What about prisons?  Norwegian jails, for instance, operate as a kind of fostering – rather than punitive – institution. Yes, they incarcerate, but they are provide reasonable living facilities and feature educational opportunities.  Partly as a result, it seems, the recidivism rate is much, much lower than we find in U.S, “criminal justice” systems.  We can do this, too.  And, of course, we can stop arresting and jailing vast number of our people, and particularly people of color, particularly those who have not committed violent offenses.  To do this, however, without also providing goods and services to individuals and communities, designed precisely in ways that residents want their help packaged, would be folly.

So yes, as the protestors say, let’s defund the police.  Let’s reduce police responsibility and presence in arenas for which they are ill-trained and for many, temperamentally ill- suited.  And let’s redirect funds to people and organizations that are suited to the work of community health and cohesion.
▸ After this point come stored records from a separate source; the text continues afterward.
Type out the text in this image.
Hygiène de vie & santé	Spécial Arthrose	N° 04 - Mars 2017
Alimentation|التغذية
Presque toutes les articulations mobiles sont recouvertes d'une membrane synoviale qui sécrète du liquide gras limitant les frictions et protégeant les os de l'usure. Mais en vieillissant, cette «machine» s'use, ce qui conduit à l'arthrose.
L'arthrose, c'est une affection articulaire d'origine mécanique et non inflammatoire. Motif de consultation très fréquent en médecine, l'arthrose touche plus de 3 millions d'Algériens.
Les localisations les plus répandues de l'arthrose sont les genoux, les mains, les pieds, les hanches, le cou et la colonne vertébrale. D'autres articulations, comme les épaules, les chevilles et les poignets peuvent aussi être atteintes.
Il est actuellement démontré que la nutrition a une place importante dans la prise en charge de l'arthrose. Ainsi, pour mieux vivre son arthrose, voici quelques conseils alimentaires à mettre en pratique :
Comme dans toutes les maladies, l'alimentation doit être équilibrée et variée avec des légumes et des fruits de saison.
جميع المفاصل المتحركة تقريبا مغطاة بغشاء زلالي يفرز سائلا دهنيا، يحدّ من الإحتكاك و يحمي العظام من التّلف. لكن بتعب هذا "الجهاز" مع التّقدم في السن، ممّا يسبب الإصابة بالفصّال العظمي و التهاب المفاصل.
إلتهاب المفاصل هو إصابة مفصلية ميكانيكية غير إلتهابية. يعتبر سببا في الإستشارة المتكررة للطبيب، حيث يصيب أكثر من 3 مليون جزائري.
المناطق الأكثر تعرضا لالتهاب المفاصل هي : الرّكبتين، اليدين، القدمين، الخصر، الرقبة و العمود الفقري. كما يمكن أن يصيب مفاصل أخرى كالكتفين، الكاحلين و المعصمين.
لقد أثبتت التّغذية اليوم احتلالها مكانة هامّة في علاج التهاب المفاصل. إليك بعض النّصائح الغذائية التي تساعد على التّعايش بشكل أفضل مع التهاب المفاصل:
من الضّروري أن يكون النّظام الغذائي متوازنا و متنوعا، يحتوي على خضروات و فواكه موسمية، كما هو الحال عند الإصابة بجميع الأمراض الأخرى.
Many policemen agree.  They don’t pretend to be mental health workers, child-protection workers, or medics.  They don’t want these jobs.  Let’s replace them with people better equipped to manage mental health issues and social conflict as they arise in families and local communities.  What if we empower those who are trained in family and community mediation?  What if we learn to identify and train people within communities who naturally build bridges, defuse conflict?  And suppose we put an exponential amount of resources to support and organize their efforts.

We have long lived with the notion that the punishment should fit the crime.  What a vengeful idea!  What about this one instead: Let our social responses fit the problems and the opportunities that arise.  Can we do much worse than putting millions and particularly millions of Black men and drug addicts in jail?  We now know that it does them — and us — little good.

I have learned, over my many years, that people do not respond well to intimidation, hostility, and violence; they almost invariably breed more defensiveness and more violence.  People do respond well — for the most part — to friendliness, kindness, and respect.  I cannot imagine why we wouldn’t want to try to largely, though not entirely, replace policing with skilled friendliness.  Think about what a grand social experiment that would be!